Battered Spouse Syndrome Expert Witness to Testify in Facebook Murder Case

Before the second day of Derek Medina’s murder trial Judge Yvonne Colodny announced she would reverse an earlier decision and grant the defense’s request for an expert witness on battered spouse syndrome to testify.  Judge Colodny had initially denied the request for a battered spouse expert witness because she was concerned the expert would make conclusions about the facts of the case, but after reconsidering the motion she told defense attorneys they will be permitted to call their expert under strict conditions.

According to Judge Colodny the defense expert will be permitted to explain to jurors the nature of battered spouse syndrome, but will not be allowed to discuss the facts of Medina’s crime.  The battered spouse expert witness will only be able to testify in hypothetical terms which will allow jurors to better understand the conditions which allegedly satisfy battered spouse syndrome without having their opinion swayed by an expert’s conclusion about whether or not Medina legally acted in self-defense when he shot his wife.

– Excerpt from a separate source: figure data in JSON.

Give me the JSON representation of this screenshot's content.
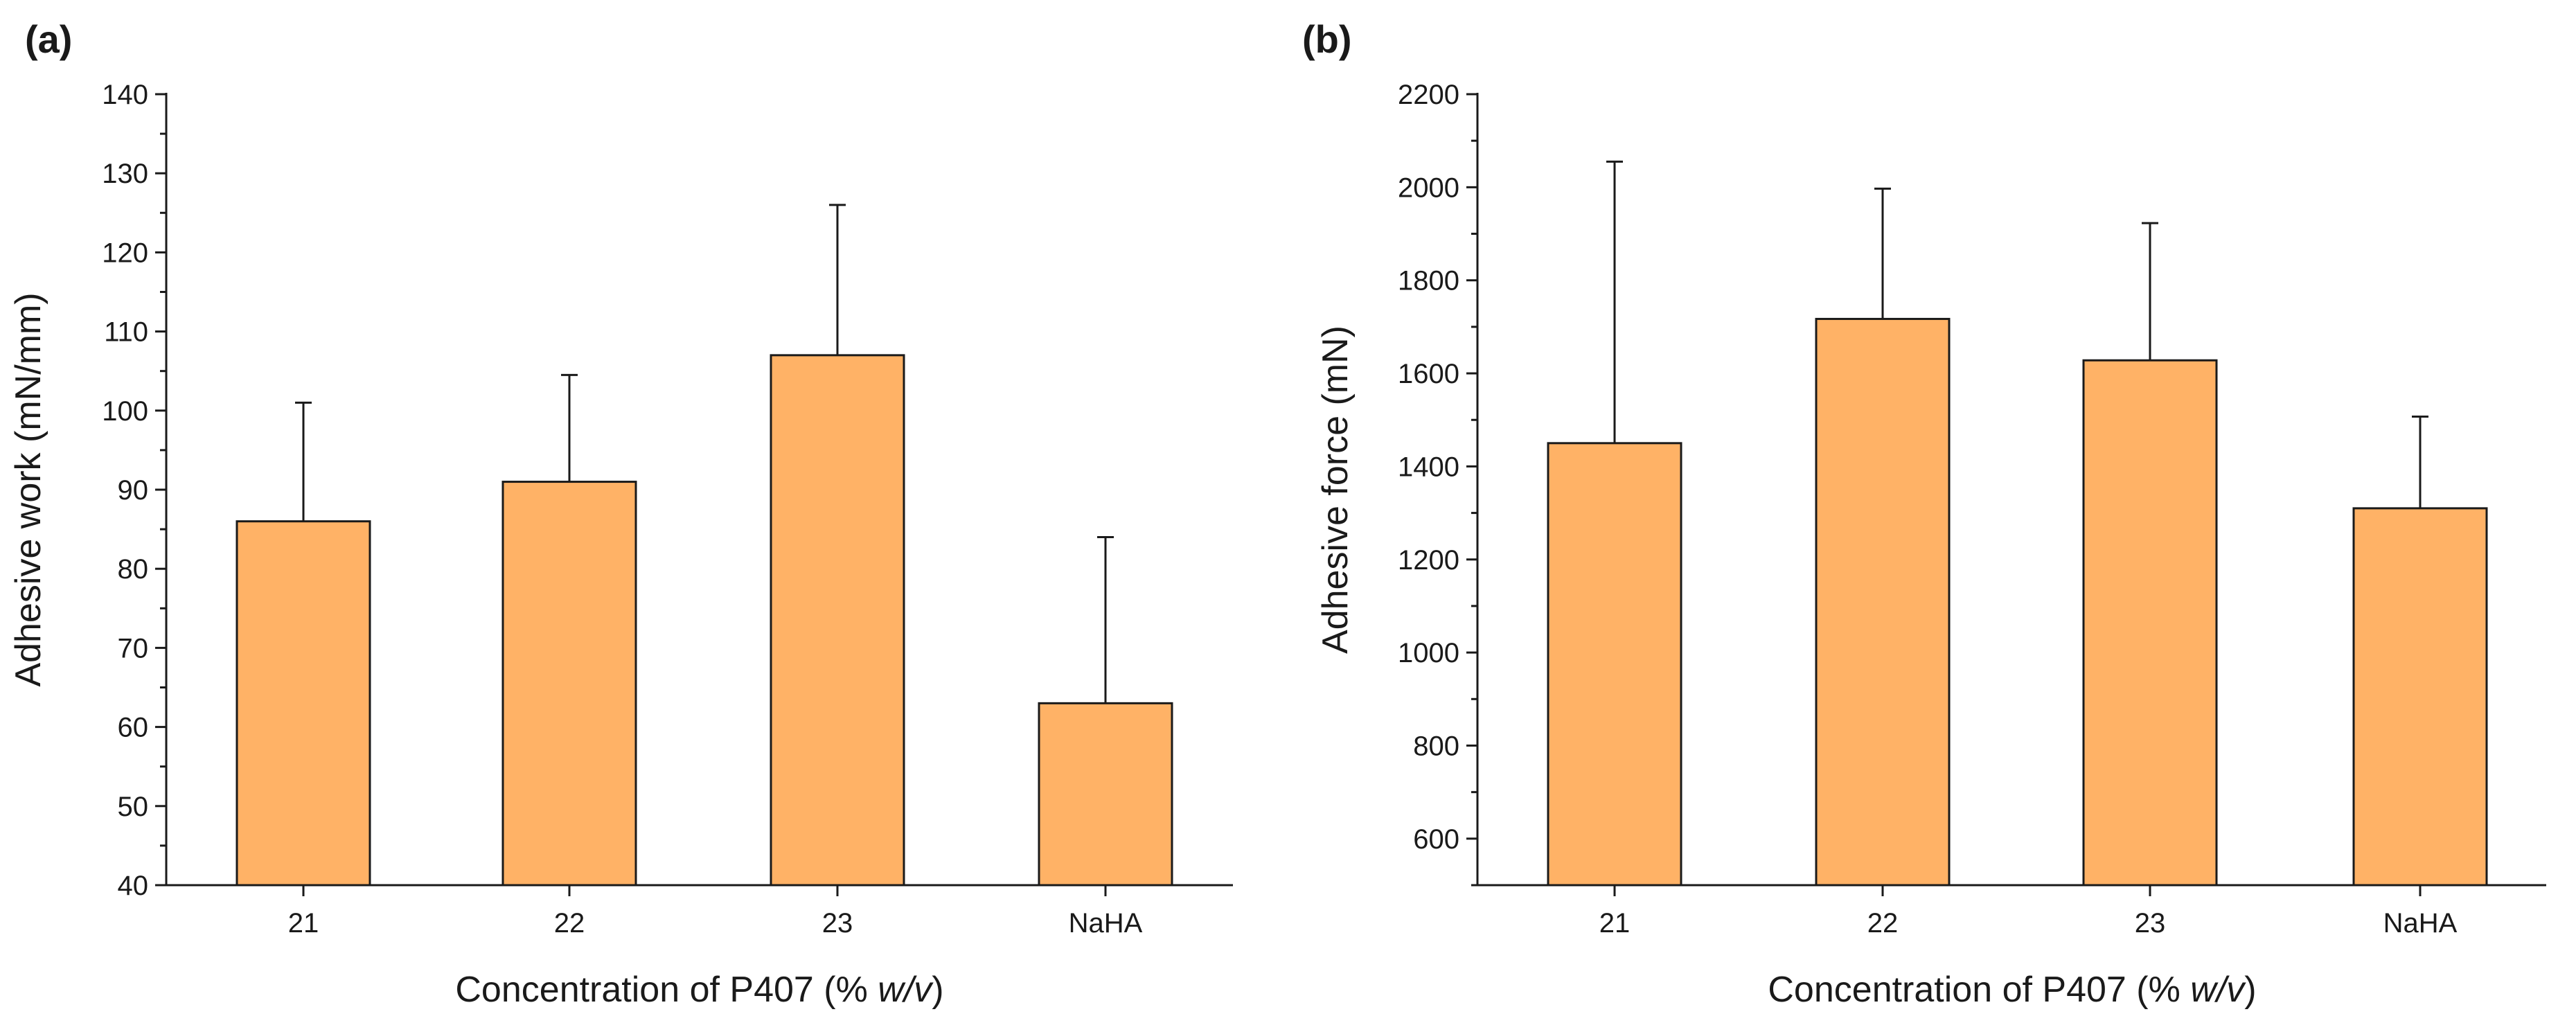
{
  "figure": {
    "bar_color": "#FFB266",
    "stroke_color": "#1a1a1a"
  },
  "chart_data": [
    {
      "panel_label": "(a)",
      "type": "bar",
      "categories": [
        "21",
        "22",
        "23",
        "NaHA"
      ],
      "values": [
        86,
        91,
        107,
        63
      ],
      "error_plus": [
        15,
        13.5,
        19,
        21
      ],
      "ylabel": "Adhesive work (mN/mm)",
      "xlabel_parts": [
        "Concentration of P407 (% ",
        "w/v",
        ")"
      ],
      "ylim": [
        40,
        140
      ],
      "yticks": [
        40,
        50,
        60,
        70,
        80,
        90,
        100,
        110,
        120,
        130,
        140
      ],
      "y_minor_step": 5,
      "grid": false
    },
    {
      "panel_label": "(b)",
      "type": "bar",
      "categories": [
        "21",
        "22",
        "23",
        "NaHA"
      ],
      "values": [
        1450,
        1717,
        1628,
        1310
      ],
      "error_plus": [
        605,
        280,
        295,
        197
      ],
      "ylabel": "Adhesive force (mN)",
      "xlabel_parts": [
        "Concentration of P407 (% ",
        "w/v",
        ")"
      ],
      "ylim": [
        500,
        2200
      ],
      "yticks": [
        600,
        800,
        1000,
        1200,
        1400,
        1600,
        1800,
        2000,
        2200
      ],
      "y_minor_step": 100,
      "grid": false
    }
  ]
}
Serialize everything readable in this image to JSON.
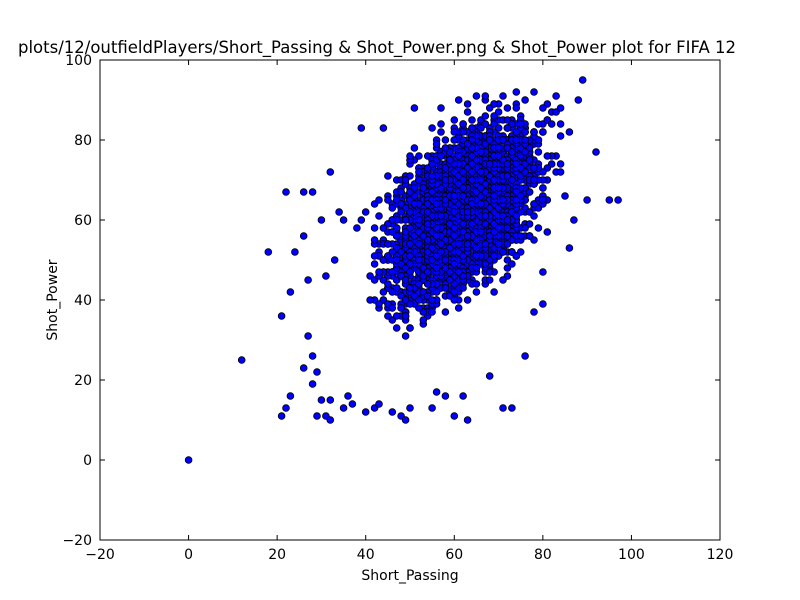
{
  "chart_data": {
    "type": "scatter",
    "title": "plots/12/outfieldPlayers/Short_Passing & Shot_Power.png & Shot_Power plot for FIFA 12",
    "xlabel": "Short_Passing",
    "ylabel": "Shot_Power",
    "xlim": [
      -20,
      120
    ],
    "ylim": [
      -20,
      100
    ],
    "xticks": [
      "−20",
      "0",
      "20",
      "40",
      "60",
      "80",
      "100",
      "120"
    ],
    "yticks": [
      "−20",
      "0",
      "20",
      "40",
      "60",
      "80",
      "100"
    ],
    "grid": false,
    "marker_color": "#0000ff",
    "marker_edge_color": "#000000",
    "outlier_points": [
      [
        0,
        0
      ],
      [
        12,
        25
      ],
      [
        18,
        52
      ],
      [
        21,
        11
      ],
      [
        21,
        36
      ],
      [
        22,
        13
      ],
      [
        22,
        67
      ],
      [
        23,
        16
      ],
      [
        23,
        42
      ],
      [
        24,
        52
      ],
      [
        26,
        23
      ],
      [
        26,
        56
      ],
      [
        26,
        67
      ],
      [
        27,
        31
      ],
      [
        27,
        45
      ],
      [
        28,
        19
      ],
      [
        28,
        26
      ],
      [
        28,
        67
      ],
      [
        29,
        11
      ],
      [
        29,
        22
      ],
      [
        30,
        15
      ],
      [
        30,
        60
      ],
      [
        31,
        11
      ],
      [
        31,
        46
      ],
      [
        32,
        10
      ],
      [
        32,
        15
      ],
      [
        32,
        72
      ],
      [
        33,
        50
      ],
      [
        34,
        62
      ],
      [
        35,
        13
      ],
      [
        36,
        16
      ],
      [
        37,
        14
      ],
      [
        39,
        83
      ],
      [
        40,
        12
      ],
      [
        42,
        13
      ],
      [
        43,
        14
      ],
      [
        44,
        83
      ],
      [
        46,
        12
      ],
      [
        48,
        11
      ],
      [
        49,
        10
      ],
      [
        50,
        13
      ],
      [
        51,
        88
      ],
      [
        55,
        13
      ],
      [
        56,
        17
      ],
      [
        57,
        88
      ],
      [
        58,
        16
      ],
      [
        60,
        11
      ],
      [
        61,
        90
      ],
      [
        62,
        16
      ],
      [
        63,
        10
      ],
      [
        65,
        91
      ],
      [
        67,
        91
      ],
      [
        68,
        21
      ],
      [
        71,
        13
      ],
      [
        73,
        13
      ],
      [
        76,
        26
      ],
      [
        78,
        37
      ],
      [
        80,
        39
      ],
      [
        83,
        91
      ],
      [
        84,
        88
      ],
      [
        86,
        53
      ],
      [
        87,
        60
      ],
      [
        88,
        90
      ],
      [
        89,
        95
      ],
      [
        90,
        65
      ],
      [
        92,
        77
      ],
      [
        95,
        65
      ],
      [
        97,
        65
      ]
    ],
    "cluster_points": [
      [
        35,
        60
      ],
      [
        38,
        58
      ],
      [
        40,
        62
      ],
      [
        42,
        55
      ],
      [
        44,
        58
      ],
      [
        46,
        60
      ],
      [
        48,
        62
      ],
      [
        50,
        58
      ],
      [
        52,
        60
      ],
      [
        54,
        62
      ],
      [
        56,
        64
      ],
      [
        58,
        65
      ],
      [
        60,
        66
      ],
      [
        62,
        68
      ],
      [
        64,
        70
      ],
      [
        66,
        72
      ],
      [
        68,
        74
      ],
      [
        70,
        76
      ],
      [
        72,
        78
      ],
      [
        74,
        80
      ],
      [
        76,
        80
      ],
      [
        78,
        82
      ],
      [
        80,
        82
      ],
      [
        82,
        84
      ],
      [
        84,
        84
      ],
      [
        86,
        82
      ]
    ],
    "cluster_description_note": null,
    "dense_region": {
      "x_min": 30,
      "x_max": 90,
      "y_trend": {
        "intercept": 22,
        "slope": 0.65
      },
      "y_spread": 17
    }
  }
}
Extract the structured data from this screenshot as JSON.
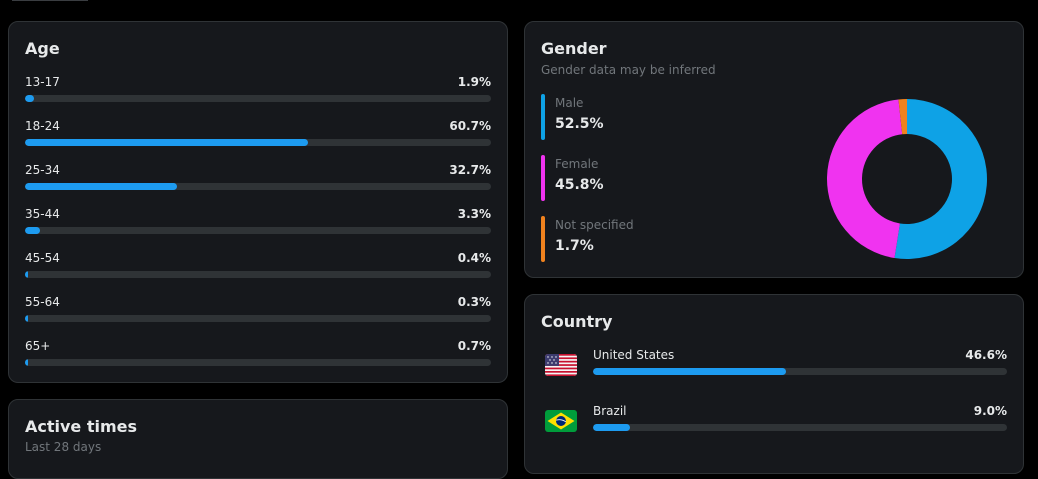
{
  "colors": {
    "accent": "#1d9bf0",
    "male": "#0ea2e6",
    "female": "#f033f0",
    "not_specified": "#f0821e"
  },
  "age": {
    "title": "Age",
    "items": [
      {
        "label": "13-17",
        "value": "1.9%",
        "pct": 1.9
      },
      {
        "label": "18-24",
        "value": "60.7%",
        "pct": 60.7
      },
      {
        "label": "25-34",
        "value": "32.7%",
        "pct": 32.7
      },
      {
        "label": "35-44",
        "value": "3.3%",
        "pct": 3.3
      },
      {
        "label": "45-54",
        "value": "0.4%",
        "pct": 0.4
      },
      {
        "label": "55-64",
        "value": "0.3%",
        "pct": 0.3
      },
      {
        "label": "65+",
        "value": "0.7%",
        "pct": 0.7
      }
    ]
  },
  "gender": {
    "title": "Gender",
    "subtitle": "Gender data may be inferred",
    "items": [
      {
        "label": "Male",
        "value": "52.5%",
        "pct": 52.5,
        "color_key": "male"
      },
      {
        "label": "Female",
        "value": "45.8%",
        "pct": 45.8,
        "color_key": "female"
      },
      {
        "label": "Not specified",
        "value": "1.7%",
        "pct": 1.7,
        "color_key": "not_specified"
      }
    ]
  },
  "country": {
    "title": "Country",
    "items": [
      {
        "name": "United States",
        "value": "46.6%",
        "pct": 46.6,
        "flag": "us-flag-icon"
      },
      {
        "name": "Brazil",
        "value": "9.0%",
        "pct": 9.0,
        "flag": "brazil-flag-icon"
      }
    ]
  },
  "active_times": {
    "title": "Active times",
    "subtitle": "Last 28 days"
  }
}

The defense will present its case later this week when the prosecution has rested.  Prosecutors spent several days presenting testimony from police investigators who visited the scene and spoke with Medina after the crime before showing jurors surveillance footage which suggested Alfonso was not aggressive at the time of the shooting.  Defense attorneys have not announced if Medina will testify, but will use experts in an effort to show jurors the victim was not stationary during the argument and the defendant’s state of mind was impacted by years of abuse to make him believe he was defending himself.